What will you be doing on July 17th, 2043?
I know that’s really far, but do you have any ballpark guesses?
Maybe you’re living in the same house, doing the same job, and talking to the same people as today. If you’re excited by that, great.
Maybe you’ve progressed in your field and are super happy about it.
Maybe you switched careers and did that artsy thing you’ve always wanted to do.
Is there any real benefit in guessing what you’ll do 7,404 days from now?
I’d argue your time would be better spent envisioning what you’ll do.
Envisioning teleports your mind to the future. You can envision your dream life, then work backward to devise a plan to arrive there.
More importantly than potentially being momentarily inspired by reading this, I think more people would benefit from living in the moment.
At the risk of sounding like I just took psychedelics… The past and future only exist in our minds.
Take control of the current moment, and don’t put so much weight on needing to know what your future looks like.
The journal entry above is a reader-actionable version of three sentences I jotted down Thursday night (for context, one month ago, I left the mid-west Michigan lifestyle to chase some form of a dream in NYC).
I didn’t move to NYC, leaving every friend, family member, and most of my belongings behind to blend in as an average person in a 2,000-employee corporation.
I came here to bump against my limiting beliefs and draw outside the lines of my comfort zone. Most of all, I came here to live a happy and fulfilling life.

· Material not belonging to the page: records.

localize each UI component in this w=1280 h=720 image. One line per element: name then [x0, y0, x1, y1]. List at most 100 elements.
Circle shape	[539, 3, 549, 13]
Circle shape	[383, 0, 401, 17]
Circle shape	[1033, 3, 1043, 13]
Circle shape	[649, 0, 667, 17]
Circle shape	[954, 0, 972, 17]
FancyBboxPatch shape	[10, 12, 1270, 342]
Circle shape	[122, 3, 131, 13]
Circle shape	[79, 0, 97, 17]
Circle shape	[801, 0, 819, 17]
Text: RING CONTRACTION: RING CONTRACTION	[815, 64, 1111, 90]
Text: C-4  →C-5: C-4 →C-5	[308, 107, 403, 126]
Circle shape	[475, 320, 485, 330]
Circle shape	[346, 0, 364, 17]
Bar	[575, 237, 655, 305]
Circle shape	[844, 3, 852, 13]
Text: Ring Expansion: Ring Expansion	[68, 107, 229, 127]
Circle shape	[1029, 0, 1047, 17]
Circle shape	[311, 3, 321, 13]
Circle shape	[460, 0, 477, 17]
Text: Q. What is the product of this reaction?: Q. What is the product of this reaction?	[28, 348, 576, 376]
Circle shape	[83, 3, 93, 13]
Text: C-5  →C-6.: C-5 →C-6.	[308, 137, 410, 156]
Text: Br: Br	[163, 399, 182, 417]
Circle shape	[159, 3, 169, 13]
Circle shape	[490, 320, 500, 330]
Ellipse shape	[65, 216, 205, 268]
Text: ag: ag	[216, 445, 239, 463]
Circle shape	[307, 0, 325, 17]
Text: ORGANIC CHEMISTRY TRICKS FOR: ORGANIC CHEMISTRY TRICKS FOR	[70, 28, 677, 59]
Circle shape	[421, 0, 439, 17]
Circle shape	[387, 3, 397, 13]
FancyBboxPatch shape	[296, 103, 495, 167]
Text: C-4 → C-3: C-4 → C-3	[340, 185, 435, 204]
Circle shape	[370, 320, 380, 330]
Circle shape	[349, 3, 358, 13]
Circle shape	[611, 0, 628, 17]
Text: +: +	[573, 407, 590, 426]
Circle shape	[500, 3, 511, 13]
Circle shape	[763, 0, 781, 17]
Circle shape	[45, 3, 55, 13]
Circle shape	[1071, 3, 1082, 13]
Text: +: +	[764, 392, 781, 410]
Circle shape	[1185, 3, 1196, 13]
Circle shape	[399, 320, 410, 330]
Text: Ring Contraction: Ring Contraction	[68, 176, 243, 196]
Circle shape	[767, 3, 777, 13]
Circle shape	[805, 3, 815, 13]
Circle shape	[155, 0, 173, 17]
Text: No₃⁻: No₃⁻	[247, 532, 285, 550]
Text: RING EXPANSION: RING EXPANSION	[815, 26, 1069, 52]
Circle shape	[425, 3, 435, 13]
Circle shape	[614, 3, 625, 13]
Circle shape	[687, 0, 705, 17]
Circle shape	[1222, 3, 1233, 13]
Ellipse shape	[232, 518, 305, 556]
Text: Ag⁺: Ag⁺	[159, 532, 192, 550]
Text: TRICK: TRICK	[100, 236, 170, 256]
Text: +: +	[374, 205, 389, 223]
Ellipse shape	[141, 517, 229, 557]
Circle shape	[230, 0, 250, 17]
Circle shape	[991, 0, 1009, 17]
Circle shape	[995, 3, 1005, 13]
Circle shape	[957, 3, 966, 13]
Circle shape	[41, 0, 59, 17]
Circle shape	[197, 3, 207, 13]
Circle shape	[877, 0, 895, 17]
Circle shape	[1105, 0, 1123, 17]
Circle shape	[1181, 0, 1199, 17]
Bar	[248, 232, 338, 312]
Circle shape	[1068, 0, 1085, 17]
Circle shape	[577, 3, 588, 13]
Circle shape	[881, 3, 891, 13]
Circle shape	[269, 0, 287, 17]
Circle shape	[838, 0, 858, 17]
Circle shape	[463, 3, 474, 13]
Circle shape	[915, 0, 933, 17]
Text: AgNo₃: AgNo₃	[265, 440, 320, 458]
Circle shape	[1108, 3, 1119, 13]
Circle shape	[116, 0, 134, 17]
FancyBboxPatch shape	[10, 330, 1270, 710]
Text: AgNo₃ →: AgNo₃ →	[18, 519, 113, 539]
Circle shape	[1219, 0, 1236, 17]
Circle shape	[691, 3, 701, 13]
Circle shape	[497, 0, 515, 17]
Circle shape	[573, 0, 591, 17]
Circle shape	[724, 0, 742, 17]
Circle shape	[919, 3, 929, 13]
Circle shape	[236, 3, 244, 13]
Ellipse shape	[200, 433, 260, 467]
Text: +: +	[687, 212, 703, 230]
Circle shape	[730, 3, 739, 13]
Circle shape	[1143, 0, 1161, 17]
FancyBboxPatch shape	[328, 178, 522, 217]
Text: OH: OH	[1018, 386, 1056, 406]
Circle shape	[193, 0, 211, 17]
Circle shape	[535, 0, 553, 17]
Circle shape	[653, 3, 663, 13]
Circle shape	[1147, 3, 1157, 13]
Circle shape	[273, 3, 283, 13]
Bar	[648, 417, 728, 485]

That Thursday night, thoughts bounced around my head like marbles. So I tried to gather my thoughts by writing some down. I’m happy that the sack of marbles I collected was that three-sentence manifesto because I can now lean on that when times inevitably get tough.
They already have been tough. After being remote for almost a year, I’m learning to focus in an in-office setting. With that, comes the challenge of not biting off more than I can chew at work while I settle into a new apartment and way of life. In the process, I worry I over-promised and under-delivered AI news in this newsletter.
But at the same time, from the get, this newsletter was always and will always be about whatever I thought people needed to hear.
This week, this manifesto trumps any AI findings I have.
Much love. See you next Monday at 7 am EST.